Ines: Despite of such challenges and failures – what makes you continue your entrepreneurial journey?

The number of people looking for our product is growing, and many customers use it regularly. I feel that we have the duty and responsibility to provide it to them, because they suffer from a medical condition and need special care.

Katarina: I always wanted to be an entrepreneur. Maybe it is just a predisposition, but I always wanted to invent something and thought it would be my path in life. What really drives me, is that we can use our own product. So, it is not only about helping others, but if we would not continue, I would be thinking where to get such a product for our son. The number of people looking for our product is growing, and many customers use it regularly. I feel that we have the duty and responsibility to provide it to them, because they suffer from a medical condition and need special care.

Ines: Is there somebody who had a special impact on your entrepreneur journey? Do you have a role model or somebody who inspires you?

Katrin: Yes. Katharina Klausberger – the founder of Shpock. She was my mentor from aws First, which is an incubation project from the Austria Wirtschaftsservice where I participated in 2021. We are still in touch, and I think she is a great example of a female founder, who also had one of the biggest exits ever seen in Austria. She did not only give me good business tips and shared her experiences, but also gave us very good input on a personal level. For me it is some kind of friendship that was established, and it is a special bond for both sides I think. As my business is at the core of my heart, when I share my thoughts about it, I establish a special connection with the person. I think very fondly of other founders, that we regularly meet. We exchange our thoughts, and I think this is a very special friendship, because our start-ups define our personality. I am sure that I am not only speaking for myself, but also for other founders. 
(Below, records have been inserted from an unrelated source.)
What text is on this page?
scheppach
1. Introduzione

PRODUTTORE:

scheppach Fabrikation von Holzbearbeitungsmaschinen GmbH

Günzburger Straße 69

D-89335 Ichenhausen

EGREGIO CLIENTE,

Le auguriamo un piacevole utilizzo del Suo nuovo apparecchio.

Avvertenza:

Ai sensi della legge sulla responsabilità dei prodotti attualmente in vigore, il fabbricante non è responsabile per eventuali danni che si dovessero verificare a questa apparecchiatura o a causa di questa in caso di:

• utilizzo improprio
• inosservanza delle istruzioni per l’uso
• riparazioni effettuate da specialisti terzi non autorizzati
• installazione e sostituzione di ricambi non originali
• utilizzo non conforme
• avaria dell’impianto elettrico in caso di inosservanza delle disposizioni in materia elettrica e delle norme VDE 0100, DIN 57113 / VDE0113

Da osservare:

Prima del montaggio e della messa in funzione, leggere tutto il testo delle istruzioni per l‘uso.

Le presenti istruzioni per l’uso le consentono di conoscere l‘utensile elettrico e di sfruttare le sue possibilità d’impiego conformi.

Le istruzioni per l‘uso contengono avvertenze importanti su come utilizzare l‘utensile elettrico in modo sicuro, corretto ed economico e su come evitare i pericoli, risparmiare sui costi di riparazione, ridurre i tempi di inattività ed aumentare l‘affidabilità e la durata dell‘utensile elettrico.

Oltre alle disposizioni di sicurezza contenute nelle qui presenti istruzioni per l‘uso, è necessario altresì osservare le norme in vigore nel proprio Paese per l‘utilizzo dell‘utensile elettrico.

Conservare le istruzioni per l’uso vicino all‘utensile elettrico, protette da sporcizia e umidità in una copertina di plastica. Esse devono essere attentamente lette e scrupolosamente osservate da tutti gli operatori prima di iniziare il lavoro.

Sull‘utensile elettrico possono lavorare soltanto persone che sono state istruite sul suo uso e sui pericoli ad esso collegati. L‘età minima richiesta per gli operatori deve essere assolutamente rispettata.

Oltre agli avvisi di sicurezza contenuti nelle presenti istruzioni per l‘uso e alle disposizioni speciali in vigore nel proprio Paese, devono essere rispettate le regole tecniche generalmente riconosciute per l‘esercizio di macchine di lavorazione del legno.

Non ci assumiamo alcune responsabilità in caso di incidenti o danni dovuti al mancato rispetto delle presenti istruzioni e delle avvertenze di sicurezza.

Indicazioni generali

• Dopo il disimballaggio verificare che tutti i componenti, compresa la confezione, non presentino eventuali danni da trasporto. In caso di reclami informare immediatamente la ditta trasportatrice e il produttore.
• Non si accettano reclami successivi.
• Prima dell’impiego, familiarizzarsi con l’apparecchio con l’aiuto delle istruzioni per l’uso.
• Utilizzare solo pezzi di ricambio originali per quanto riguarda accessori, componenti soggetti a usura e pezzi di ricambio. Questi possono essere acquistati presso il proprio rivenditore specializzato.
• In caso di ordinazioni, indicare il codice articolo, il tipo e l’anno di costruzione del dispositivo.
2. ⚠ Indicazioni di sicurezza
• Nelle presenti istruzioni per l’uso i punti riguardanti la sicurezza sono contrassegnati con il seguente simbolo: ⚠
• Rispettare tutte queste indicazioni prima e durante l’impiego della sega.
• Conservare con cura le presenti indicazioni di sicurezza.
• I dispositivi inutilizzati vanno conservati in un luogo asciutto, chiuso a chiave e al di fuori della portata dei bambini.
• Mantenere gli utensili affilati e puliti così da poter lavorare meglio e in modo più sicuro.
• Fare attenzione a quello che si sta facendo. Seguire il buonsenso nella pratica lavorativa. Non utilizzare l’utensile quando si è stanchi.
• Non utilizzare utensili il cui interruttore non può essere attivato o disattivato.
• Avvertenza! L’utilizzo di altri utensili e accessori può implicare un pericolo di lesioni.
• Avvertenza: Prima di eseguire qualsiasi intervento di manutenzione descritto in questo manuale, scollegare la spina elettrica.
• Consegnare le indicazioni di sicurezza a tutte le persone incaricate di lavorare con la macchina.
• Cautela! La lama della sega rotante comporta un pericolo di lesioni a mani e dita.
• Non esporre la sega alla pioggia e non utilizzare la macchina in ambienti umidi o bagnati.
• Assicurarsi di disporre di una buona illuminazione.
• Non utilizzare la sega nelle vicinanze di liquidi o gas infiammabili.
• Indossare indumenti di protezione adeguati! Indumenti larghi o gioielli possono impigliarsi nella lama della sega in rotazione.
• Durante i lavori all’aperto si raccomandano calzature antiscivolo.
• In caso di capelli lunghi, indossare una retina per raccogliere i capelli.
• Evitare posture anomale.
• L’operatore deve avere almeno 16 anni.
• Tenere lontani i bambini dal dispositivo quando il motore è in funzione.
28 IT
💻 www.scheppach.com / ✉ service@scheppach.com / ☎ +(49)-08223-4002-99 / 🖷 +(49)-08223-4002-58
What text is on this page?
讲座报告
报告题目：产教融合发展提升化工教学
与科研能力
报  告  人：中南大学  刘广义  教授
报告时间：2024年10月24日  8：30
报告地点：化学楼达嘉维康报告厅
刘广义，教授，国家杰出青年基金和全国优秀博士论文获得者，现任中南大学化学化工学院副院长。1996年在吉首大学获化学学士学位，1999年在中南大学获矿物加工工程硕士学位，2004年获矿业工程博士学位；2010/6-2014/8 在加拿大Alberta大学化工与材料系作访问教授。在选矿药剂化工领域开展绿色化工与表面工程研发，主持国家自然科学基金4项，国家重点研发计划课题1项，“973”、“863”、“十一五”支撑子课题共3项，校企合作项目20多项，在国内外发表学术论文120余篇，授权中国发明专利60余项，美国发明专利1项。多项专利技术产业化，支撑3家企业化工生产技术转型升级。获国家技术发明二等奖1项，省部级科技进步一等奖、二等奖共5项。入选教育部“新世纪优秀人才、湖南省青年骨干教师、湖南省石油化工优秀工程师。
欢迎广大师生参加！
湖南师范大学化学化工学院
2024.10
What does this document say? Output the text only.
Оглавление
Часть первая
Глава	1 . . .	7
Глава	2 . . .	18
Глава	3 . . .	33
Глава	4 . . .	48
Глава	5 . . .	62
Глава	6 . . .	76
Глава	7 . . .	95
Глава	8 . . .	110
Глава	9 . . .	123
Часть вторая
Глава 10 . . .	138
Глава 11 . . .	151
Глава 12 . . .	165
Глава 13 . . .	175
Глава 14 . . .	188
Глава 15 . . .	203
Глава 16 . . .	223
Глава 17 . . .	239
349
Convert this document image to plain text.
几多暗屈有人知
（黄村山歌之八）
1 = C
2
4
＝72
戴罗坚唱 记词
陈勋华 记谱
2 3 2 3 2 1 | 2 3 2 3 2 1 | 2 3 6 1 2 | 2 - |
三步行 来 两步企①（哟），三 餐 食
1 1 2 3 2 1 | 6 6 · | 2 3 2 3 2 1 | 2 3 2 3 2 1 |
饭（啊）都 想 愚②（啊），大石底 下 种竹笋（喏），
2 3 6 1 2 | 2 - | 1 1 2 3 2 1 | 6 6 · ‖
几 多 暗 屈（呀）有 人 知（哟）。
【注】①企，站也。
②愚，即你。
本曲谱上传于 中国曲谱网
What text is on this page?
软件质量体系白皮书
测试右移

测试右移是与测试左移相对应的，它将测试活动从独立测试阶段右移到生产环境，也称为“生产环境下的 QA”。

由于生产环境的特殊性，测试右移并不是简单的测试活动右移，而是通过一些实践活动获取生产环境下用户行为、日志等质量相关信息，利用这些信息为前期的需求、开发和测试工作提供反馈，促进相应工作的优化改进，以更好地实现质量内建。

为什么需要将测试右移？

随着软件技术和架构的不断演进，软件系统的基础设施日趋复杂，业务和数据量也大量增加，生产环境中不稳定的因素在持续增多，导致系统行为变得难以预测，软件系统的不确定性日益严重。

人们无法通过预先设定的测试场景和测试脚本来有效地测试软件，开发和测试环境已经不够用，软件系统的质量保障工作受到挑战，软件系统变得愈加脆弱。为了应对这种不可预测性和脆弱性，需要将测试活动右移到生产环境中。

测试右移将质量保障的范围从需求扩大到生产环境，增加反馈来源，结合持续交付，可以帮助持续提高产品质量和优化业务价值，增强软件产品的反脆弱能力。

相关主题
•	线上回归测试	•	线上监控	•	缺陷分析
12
Ines: Since we are in January, I must ask - how was the last year for you? What are you especially proud of? 

Katrin: It was indeed a very successful year for us. We have partnerships with pharmacists and pharmaceutical wholesales, we were sold out twice and have returning customers. We were also very lucky to have received the International V-label Award and got the aws seed funding, which is very important for our next steps. Finally, we got some press coverage which helped us a lot in promotion and advertisement of our product. 

Ines: With such an amazing year behind you, what are your expectations for 2024?

Katrin: We are launching our second product, a bath additive, and I am very excited about that. We already have pre-orders, so we will be able to start selling it soon. We plan to expand not only other Austrian regions, but also to the German market. Finally, we want to continue working on our product portfolio and are looking forward to our first hires.

Ines: In conclusion do you have some advice for women, who want to start their own business?

Katrin: Just go for it, and do not overthink. It simply makes no sense as you cannot imagine the things that are coming. It always turns out differently. So, just do it!